Esta normalización de la oferta reconfiguró las condiciones de contratación entre propietarios e inquilinos, asentando una dinámica con plazos habituales de 24 meses y esquemas de actualización trimestral o cuatrimestral atados a indicadores oficiales como el Índice de Precios al Consumidor o el Índice de Contratos de Locación. Bajo este nuevo esquema de libertad pactada, la rentabilidad neta anual para los arrendadores se posiciona en torno al 5,8% en dólares tras el pago de tributos, situando a las unidades de dos y tres ambientes al frente de las búsquedas familiares.

En forma paralela, el escenario inmobiliario muestra una brecha significativa entre las viviendas usadas y los desarrollos a estrenar o en pozo. Los inmuebles usados cotizan con diferencias de hasta un 30% por debajo de los proyectos nuevos, favorecidos por un encarecimiento en los costos de construcción que se ubican cerca de los 1.750 dólares por metro cuadrado únicamente para la edificación. Esta presión de costos, sumada al valor del suelo y el financiamiento, desaceleró el inicio de nuevos emprendimientos e impulsó el interés de los inversores hacia el parque habitacional ya existente.

Respecto al crédito hipotecario, la reactivación incipiente registrada hacia mediados de 2024 perdió dinamismo hacia el segundo semestre de 2025 y los meses subsiguientes, condicionada por el endurecimiento del margen financiero. Las tasas de interés sobre los préstamos UVA experimentaron un alza al pasar del rango inicial del 4,5% al 7% a promedios que oscilan entre el 6,5% y el 7,5% adicional, un factor que frena la demanda y exige una flexibilización de las condiciones bancarias para recuperar tracción.
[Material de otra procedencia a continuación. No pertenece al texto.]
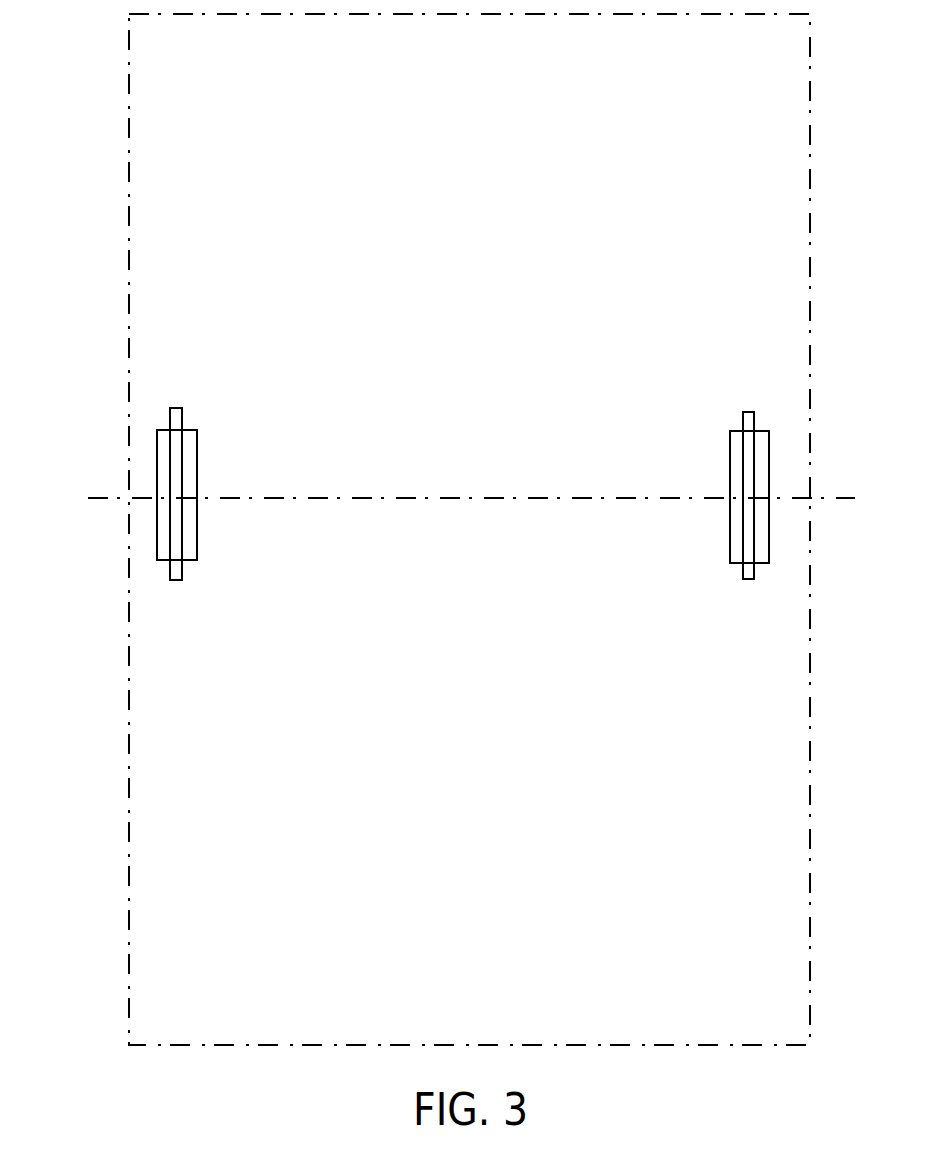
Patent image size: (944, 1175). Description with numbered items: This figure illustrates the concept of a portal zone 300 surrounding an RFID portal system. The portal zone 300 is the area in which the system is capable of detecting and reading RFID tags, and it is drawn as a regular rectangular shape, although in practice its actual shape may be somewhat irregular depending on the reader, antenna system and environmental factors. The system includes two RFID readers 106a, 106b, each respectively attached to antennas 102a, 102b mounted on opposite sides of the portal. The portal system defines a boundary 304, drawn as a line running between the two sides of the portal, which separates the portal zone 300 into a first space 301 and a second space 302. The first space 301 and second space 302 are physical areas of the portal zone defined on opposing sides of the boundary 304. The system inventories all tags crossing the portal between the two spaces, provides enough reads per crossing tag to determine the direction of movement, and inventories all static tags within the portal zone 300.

Finalmente, el sector inmobiliario mantiene un activo debate en torno a los proyectos oficiales de desregulación que buscan eliminar la colegiación obligatoria para el corretaje. Desde las entidades profesionales advierten que avanzar sin la exigencia de título universitario y matrícula implicaría un retroceso en la protección de las partes, al tiempo que ratifican los cuestionamientos judiciales hacia los modelos de franquicias internacionales por el uso compartido de matrículas individuales.